Evaluation of the model
Graph of the predictions versus observations
In order to evaluate the fit of the selected model, we plot simultaneously the observations and the predicted values for each latent class.
plot(mMMSE2_biv, which="fit", var.time="age", marg=FALSE, shades = TRUE)
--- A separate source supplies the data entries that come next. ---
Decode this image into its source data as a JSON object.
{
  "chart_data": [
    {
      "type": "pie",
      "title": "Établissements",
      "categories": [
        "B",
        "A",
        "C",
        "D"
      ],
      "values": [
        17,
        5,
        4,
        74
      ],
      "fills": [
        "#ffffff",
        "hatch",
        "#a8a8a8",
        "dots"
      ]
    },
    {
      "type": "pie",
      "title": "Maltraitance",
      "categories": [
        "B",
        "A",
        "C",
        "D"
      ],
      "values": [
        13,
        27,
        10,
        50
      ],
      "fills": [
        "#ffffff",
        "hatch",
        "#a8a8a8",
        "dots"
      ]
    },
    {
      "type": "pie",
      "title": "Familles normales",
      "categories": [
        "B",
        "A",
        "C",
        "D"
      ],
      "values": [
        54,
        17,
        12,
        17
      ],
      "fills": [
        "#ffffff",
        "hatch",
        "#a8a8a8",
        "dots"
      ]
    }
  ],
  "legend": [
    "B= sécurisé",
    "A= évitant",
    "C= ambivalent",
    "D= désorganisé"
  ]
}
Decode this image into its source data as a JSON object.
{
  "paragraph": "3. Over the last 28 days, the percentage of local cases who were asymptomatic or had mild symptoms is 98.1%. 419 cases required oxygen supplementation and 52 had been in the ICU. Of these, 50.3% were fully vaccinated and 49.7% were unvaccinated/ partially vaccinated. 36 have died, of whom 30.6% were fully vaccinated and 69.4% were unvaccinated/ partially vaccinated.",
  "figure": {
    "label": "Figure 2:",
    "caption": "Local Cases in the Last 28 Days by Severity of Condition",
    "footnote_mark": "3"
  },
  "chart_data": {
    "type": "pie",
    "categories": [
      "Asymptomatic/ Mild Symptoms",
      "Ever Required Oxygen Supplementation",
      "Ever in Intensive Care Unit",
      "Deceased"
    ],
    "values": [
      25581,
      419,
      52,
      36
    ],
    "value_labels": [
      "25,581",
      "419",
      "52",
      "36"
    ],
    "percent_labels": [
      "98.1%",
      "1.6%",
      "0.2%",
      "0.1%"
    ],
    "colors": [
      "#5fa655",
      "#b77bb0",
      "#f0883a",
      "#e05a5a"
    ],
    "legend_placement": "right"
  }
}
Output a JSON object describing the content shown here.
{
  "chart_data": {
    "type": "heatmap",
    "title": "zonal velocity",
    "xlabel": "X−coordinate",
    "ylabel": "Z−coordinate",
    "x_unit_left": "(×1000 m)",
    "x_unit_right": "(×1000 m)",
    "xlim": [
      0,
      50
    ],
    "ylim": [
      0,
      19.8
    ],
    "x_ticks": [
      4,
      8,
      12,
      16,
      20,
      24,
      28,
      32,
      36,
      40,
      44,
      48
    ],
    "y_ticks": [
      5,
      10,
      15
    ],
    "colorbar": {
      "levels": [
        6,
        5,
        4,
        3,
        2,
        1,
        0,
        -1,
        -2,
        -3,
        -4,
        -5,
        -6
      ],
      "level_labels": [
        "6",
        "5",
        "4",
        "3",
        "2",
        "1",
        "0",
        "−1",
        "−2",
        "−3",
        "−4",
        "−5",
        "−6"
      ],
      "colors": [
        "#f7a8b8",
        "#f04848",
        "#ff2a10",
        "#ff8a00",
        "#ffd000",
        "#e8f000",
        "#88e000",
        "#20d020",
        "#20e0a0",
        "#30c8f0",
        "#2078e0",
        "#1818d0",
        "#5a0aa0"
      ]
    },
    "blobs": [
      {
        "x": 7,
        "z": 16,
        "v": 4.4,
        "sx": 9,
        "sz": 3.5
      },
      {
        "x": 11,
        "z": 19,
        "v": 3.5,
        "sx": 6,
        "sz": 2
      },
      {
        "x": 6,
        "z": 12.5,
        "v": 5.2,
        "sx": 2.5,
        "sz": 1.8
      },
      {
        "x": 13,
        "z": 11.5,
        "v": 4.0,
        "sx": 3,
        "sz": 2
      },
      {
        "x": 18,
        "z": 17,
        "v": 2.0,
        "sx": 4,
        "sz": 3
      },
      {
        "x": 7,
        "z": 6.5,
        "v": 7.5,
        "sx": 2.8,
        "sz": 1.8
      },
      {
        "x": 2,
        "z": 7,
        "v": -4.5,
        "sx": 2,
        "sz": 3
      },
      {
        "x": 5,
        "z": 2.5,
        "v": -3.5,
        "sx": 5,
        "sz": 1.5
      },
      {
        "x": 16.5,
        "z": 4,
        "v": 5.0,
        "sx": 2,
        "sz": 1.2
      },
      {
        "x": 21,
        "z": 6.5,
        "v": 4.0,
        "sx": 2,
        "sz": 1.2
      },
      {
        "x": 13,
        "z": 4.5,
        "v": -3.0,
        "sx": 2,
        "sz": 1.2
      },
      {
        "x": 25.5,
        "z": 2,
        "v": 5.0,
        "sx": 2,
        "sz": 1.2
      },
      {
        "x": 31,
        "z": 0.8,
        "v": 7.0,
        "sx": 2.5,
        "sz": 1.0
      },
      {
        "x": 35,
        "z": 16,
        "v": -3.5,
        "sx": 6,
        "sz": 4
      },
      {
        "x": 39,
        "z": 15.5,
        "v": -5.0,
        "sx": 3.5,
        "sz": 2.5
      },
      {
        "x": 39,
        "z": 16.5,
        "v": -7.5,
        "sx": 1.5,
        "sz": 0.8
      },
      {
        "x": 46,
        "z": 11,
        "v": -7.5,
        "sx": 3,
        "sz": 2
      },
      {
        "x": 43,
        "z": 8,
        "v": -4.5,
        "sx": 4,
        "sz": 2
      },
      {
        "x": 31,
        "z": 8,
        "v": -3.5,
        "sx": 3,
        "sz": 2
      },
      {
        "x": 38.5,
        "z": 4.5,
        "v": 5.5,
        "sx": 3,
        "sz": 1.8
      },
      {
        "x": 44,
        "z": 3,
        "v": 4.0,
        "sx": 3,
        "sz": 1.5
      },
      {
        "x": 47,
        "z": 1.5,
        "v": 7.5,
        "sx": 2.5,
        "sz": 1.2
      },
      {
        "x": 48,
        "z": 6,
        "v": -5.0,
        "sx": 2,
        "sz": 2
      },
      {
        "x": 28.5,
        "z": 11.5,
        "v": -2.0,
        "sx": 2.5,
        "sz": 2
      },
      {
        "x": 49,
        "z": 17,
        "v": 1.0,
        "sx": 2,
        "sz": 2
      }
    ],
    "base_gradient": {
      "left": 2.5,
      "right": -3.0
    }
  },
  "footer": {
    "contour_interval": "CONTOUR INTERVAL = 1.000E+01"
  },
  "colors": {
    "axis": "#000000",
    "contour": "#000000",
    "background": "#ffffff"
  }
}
plot(mCESD2_biv, which="fit", var.time="age", marg=FALSE, shades = TRUE)
Classification
The posterior classification of the model is obtained with:
postprob(mm2_b)
Posterior classification based on longitudinal and time-to-event data:
class1 class2
N 107.0 393.0
% 21.4 78.6
Posterior classification table:
--> mean of posterior probabilities in each class
prob1 prob2
class1 0.8280 0.1720
class2 0.1074 0.8926
Posterior probabilities above a threshold (%):
class1 class2
prob>0.7 70.09 87.02
prob>0.8 65.42 78.12
prob>0.9 46.73 64.38
Posterior classification based only on longitudinal data:
class1 class2
N 107.0 393.0
% 21.4 78.6
Class 1
is composed of 107 subjects (21.4%), whereas 393 are in the second class.
We can also see a good discrimination power of the model with a mean posterior probability of 0.8280 for class 1 and 0.8926 for class 2. A satisfactory proportion of subject are also classified with a posterior probability above 0.7.